My little outburst on the phone yesterday happened because I did something I 1)shouldn't have done, and 2) wasn't adequately prepared for: I jumped into the pit with her, stayed too long (shouldn't have done that)and started believing too much of what she was saying about me.
No, you've been believing too much of it all along, and that's why you react so strongly when she says it. If you didn't believe it, you'd react about the same as you would if she started b*tching about the antennae growing on top of your head.
You're ashamed of yourself, and you want more than anything for her not to notice the things you're ashamed of, and when she does notice them, it hurts you deeply. You'll never get away from that, or take that weapon away from her, until you lose the shame, until you accept that you can be flawed and still have the same rights as other people to be happy, to ask for and receive things from other people from time to time, and to have and do things for yourself after your (limited!) obligations are met. Other people are just as flawed as you are, and they are entitled to these things as well.
Originally Posted By: hairdog
Not that there wasn't some truth to what she says, (e.g. financial imperfections, forgetfulness)
So what if you're forgetful? So what if you didn't do the bills right a few years ago? Do financial imperfections and forgetfulness mean you don't deserve anything for yourself? No trips, no concerts, no friends, no sex, no nothing? Sez who?
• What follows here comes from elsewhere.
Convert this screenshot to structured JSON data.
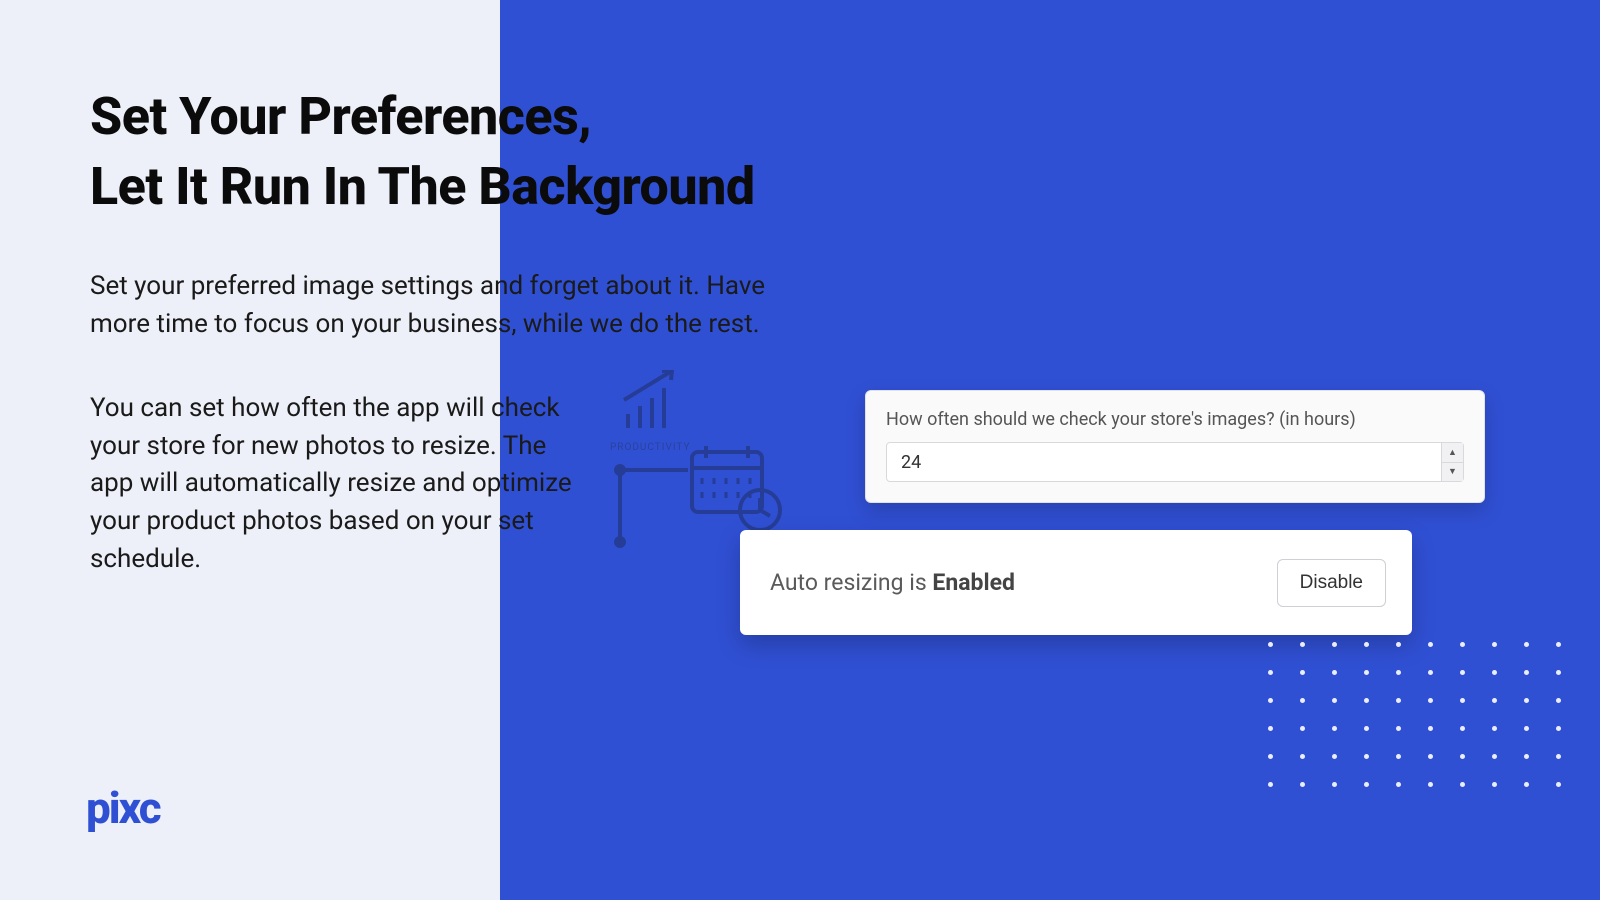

You, that's who. And you're wrong. If she had screwed up the finances, and you had taken them over and done well with them for a couple of years without interference from her, and she wanted to go on this trip, would you pitch a fit over it? Of course not.
Originally Posted By: hairdog
just that she has an uncanny ability to focus on the negatives about me, ignore the positives (or just give them lip service) and paint me as some sort of evil, selfish, lazy etc., monster.
Of course she has that ability. She's a lawyer. That's what she gets paid to do. Doesn't mean that's the whole picture, as you should know, being a lawyer yourself. She's trained to push one side of the issue as convincingly as she can, and there's supposed to be an opposing counsel pushing the other side so the truth can be discovered. Who's representing you? You're trained for it too... time to step up, even if it's just in your mind.
Originally Posted By: hairdog
Yesterday, she came home in a predictably grouchy mood and, at one point, I asked her to tell me what the "distressing news" was she had mentioned the day before, but which I had forgotten to discuss with her upon my return, later that evening. (I had also asked about this during our phone call yesterday morning). She said, in an annoyed tone, that she didn't feel like talking about it right then.
I said, "Okay, I've asked twice now. If you care to share it with me, go ahead. I'm not going to ask about it again."
Way to go. Keep that up and before you know it, she can run her mouth about your shortcomings all she wants and you'll wait for her point about why it means you should give everything and get nothing... and you'll see clearly that that point never comes. She might as well keep saying "you keep closing your eyes and laying still like a bump on a log for eight hours every single night... why should you get to go anywhere or buy anything or have sex?" You'll react more with confusion and compassion than hurt or anger, because she's really not making her case, and only your confusion lets her win such a crappy case.
a fine and enviable madness, this delusion that all questions have answers, and nothing is beyond the reach of a strong left arm.